Charles I, the House of Commons proceeded (1649) to abolish the House of Lords and to take the name of Parliament for itself. 45. The Cyclops. Polyphemus, who was blinded by Ulysses. Dryden has translated from Ovid one story in regard to him: v. 403–408. 8, 57. His wounds, etc. "It is surely unnecessary to point out to the reader the confusion of metaphor, where virtue is said to dress the wounds of Charles with laurels; the impertinent antithesis of finding light alone in dark afflictions (1. 96); and the extravagance of representing the winds that wafted Charles as out of breath with joy (1. 244)." [SCOTT.] 67. Soft Otho, etc. The Roman emperor Galba, who reigned A. D. 68, 69, refused to make Otho his successor, on account of the latter's effeminate life, and adopted Piso as the heir to the throne. Otho then gained power by a revolt, but, after ruling only three months, was defeated by Vitellius at Brixellum, and slew himself.

74. And all at Worc'ster but the honor lost. "This is in imitation of the famous phrase which Francis I of France is said to have written to his mother after the battle of Pavia: 'Madam, all is lost except our honor.' That of Charles II certainly was not lost at Worcester. He gave many marks of personal courage, and was only hurried off the field by the torrent of fugitives." [SCOTT.]

94. On Night, etc. "That night brings counsel' is a well-nigh universal sentiment." [SAINTSBURY.]

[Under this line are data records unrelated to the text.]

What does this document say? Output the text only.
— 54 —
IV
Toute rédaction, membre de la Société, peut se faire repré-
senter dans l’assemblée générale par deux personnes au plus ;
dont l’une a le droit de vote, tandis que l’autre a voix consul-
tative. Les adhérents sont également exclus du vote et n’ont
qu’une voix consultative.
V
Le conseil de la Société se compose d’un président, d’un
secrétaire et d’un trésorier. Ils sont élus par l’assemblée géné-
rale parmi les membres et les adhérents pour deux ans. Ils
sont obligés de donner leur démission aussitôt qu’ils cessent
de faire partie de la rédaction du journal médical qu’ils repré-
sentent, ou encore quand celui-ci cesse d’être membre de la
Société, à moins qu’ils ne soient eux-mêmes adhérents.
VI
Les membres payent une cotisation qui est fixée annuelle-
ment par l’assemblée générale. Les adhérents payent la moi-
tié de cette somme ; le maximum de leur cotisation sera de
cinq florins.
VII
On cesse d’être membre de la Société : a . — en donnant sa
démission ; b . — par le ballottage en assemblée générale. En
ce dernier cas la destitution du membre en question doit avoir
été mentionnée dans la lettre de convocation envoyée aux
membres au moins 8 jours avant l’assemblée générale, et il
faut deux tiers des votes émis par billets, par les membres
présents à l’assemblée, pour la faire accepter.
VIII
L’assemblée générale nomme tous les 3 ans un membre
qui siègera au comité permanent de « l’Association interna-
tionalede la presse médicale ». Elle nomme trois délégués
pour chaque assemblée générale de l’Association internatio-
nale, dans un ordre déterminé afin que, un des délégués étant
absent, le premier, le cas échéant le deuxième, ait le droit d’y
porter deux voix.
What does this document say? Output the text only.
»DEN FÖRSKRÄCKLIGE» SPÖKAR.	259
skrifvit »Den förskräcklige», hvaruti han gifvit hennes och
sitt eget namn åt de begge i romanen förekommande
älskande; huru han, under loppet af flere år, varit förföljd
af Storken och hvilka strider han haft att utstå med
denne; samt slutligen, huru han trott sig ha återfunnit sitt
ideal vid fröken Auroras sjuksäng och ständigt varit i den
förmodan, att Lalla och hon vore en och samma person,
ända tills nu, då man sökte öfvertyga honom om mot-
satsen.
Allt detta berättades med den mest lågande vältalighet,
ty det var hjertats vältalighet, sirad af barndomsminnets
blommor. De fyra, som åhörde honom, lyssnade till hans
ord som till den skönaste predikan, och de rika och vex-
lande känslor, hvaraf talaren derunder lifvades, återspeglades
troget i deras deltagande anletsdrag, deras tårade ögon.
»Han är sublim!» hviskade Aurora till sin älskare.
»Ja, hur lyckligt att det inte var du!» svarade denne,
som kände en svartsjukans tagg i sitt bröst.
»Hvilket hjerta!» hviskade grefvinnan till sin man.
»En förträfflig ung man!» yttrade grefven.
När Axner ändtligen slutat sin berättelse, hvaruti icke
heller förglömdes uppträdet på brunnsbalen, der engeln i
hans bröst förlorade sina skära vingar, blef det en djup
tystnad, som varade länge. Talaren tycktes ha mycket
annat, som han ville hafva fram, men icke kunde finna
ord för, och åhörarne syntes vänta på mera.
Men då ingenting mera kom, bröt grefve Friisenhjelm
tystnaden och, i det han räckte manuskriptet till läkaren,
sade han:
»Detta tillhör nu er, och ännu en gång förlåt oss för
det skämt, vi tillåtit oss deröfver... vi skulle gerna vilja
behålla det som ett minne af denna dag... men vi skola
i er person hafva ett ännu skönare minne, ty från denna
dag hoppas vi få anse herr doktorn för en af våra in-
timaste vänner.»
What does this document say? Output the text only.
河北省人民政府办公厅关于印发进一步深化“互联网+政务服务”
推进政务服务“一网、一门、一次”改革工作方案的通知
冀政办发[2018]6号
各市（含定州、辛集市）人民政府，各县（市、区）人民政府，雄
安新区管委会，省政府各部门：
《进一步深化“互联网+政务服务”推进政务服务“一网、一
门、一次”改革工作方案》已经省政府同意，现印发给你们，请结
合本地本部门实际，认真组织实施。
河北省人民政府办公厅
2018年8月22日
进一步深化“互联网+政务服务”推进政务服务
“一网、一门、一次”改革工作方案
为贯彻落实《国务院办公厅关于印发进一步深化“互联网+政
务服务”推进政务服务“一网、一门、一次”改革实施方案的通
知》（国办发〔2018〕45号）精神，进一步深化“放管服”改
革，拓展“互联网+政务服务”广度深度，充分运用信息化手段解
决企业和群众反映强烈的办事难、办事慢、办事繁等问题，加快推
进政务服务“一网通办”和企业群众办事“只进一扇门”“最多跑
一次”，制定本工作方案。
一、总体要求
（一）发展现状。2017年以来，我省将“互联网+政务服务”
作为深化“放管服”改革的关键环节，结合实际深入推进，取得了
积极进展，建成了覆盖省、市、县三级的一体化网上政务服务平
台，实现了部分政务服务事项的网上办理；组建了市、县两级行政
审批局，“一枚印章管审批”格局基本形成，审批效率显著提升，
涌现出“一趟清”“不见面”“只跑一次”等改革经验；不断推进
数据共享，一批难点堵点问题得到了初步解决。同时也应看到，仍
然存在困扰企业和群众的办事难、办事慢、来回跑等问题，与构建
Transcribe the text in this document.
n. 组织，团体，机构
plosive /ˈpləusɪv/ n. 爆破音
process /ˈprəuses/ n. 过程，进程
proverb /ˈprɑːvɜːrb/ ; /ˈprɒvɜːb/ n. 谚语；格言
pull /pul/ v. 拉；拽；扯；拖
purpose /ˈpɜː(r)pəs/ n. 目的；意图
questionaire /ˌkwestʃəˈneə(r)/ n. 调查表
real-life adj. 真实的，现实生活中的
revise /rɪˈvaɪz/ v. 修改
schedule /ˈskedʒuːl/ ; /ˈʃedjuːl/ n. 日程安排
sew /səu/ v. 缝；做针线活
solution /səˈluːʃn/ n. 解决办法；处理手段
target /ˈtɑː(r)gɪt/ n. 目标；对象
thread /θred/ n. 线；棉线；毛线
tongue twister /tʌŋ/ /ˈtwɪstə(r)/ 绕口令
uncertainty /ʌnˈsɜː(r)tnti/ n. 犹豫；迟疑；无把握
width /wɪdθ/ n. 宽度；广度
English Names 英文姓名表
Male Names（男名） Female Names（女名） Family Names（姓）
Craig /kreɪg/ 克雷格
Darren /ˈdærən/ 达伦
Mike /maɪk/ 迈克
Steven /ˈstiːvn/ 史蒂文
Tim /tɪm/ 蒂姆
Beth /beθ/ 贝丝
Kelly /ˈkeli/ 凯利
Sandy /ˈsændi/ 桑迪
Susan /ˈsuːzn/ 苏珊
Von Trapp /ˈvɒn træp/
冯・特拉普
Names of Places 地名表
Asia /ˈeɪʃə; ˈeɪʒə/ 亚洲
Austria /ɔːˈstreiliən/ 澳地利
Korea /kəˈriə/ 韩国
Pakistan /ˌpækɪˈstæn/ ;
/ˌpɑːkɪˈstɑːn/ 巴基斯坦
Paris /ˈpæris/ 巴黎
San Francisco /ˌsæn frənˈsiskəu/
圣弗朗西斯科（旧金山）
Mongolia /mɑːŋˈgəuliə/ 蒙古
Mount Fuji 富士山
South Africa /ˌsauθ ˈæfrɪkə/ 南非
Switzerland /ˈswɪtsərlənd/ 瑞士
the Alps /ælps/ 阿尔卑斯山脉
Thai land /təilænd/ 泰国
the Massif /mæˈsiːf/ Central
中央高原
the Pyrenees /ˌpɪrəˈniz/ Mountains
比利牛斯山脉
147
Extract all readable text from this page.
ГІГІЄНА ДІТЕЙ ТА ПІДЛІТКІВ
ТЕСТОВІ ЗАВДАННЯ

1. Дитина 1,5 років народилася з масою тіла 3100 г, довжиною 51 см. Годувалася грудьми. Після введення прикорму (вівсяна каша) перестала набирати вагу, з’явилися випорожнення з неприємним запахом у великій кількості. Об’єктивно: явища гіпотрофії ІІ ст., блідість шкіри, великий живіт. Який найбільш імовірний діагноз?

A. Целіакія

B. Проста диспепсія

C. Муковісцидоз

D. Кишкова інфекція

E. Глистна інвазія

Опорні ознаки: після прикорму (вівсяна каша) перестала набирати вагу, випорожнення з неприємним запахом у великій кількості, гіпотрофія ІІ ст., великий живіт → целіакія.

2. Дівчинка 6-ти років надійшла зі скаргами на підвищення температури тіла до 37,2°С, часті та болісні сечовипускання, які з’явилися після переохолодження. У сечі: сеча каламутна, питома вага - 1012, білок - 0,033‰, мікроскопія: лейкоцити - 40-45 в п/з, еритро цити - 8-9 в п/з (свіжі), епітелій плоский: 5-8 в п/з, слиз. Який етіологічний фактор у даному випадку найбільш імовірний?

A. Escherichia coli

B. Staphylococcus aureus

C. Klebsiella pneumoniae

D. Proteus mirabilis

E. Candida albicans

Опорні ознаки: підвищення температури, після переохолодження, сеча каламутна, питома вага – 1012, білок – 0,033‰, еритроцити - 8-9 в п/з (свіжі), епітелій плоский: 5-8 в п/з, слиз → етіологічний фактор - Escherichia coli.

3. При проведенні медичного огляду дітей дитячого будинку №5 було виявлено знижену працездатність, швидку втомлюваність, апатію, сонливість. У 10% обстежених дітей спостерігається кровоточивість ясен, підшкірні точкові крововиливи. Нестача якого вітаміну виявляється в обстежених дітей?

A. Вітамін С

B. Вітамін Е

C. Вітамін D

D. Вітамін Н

98. His famous grandsire. "Henry IV of France, maternal grandfather of Charles II." SCOTT.

101. A Covenanting League's vast pow'rs. Cf. 154, 155. There is a reference to the Solemn League and Covenant of 1643.

106. Chronicles. For the rhyme, cf. 208, 414; 215, 37.

108. Epoches. Three syllables, as is indicated by the spelling epoche's in the editions of 1660 and 1688.

117. Rous'd by the lash, etc. In illustration of this passage Professor W. A. Neilson of Harvard University kindly sends the following quotation: "By the tayle the boldnesse & heart of the Lyon is knowen, for when

the Lion is wroth, first he beateth the Earthe with his Tayle, and afterwarde, as the wrath increaseth, he smiteth and beateth his owne backe." Batman uppon Bartholome, London, 1582; lib. xviii, cap. 65.

121. Portunus. Portunus, the Roman god of harbors, was invoked to secure a safe return from a voyage: cf. 582, 314, 315; 750, 48-50. 125. Yet as, etc. Cf. n. 5, 60.

9, 144. As heav'n, etc. v. Matthew xi. 12. 145. Booth's forward valor. After the death of Cromwell, Sir George Booth rose in Cheshire for Charles II, but was speedily defeated by General Lambert.

150. Lay. The grammatical subject of this verb is not clear.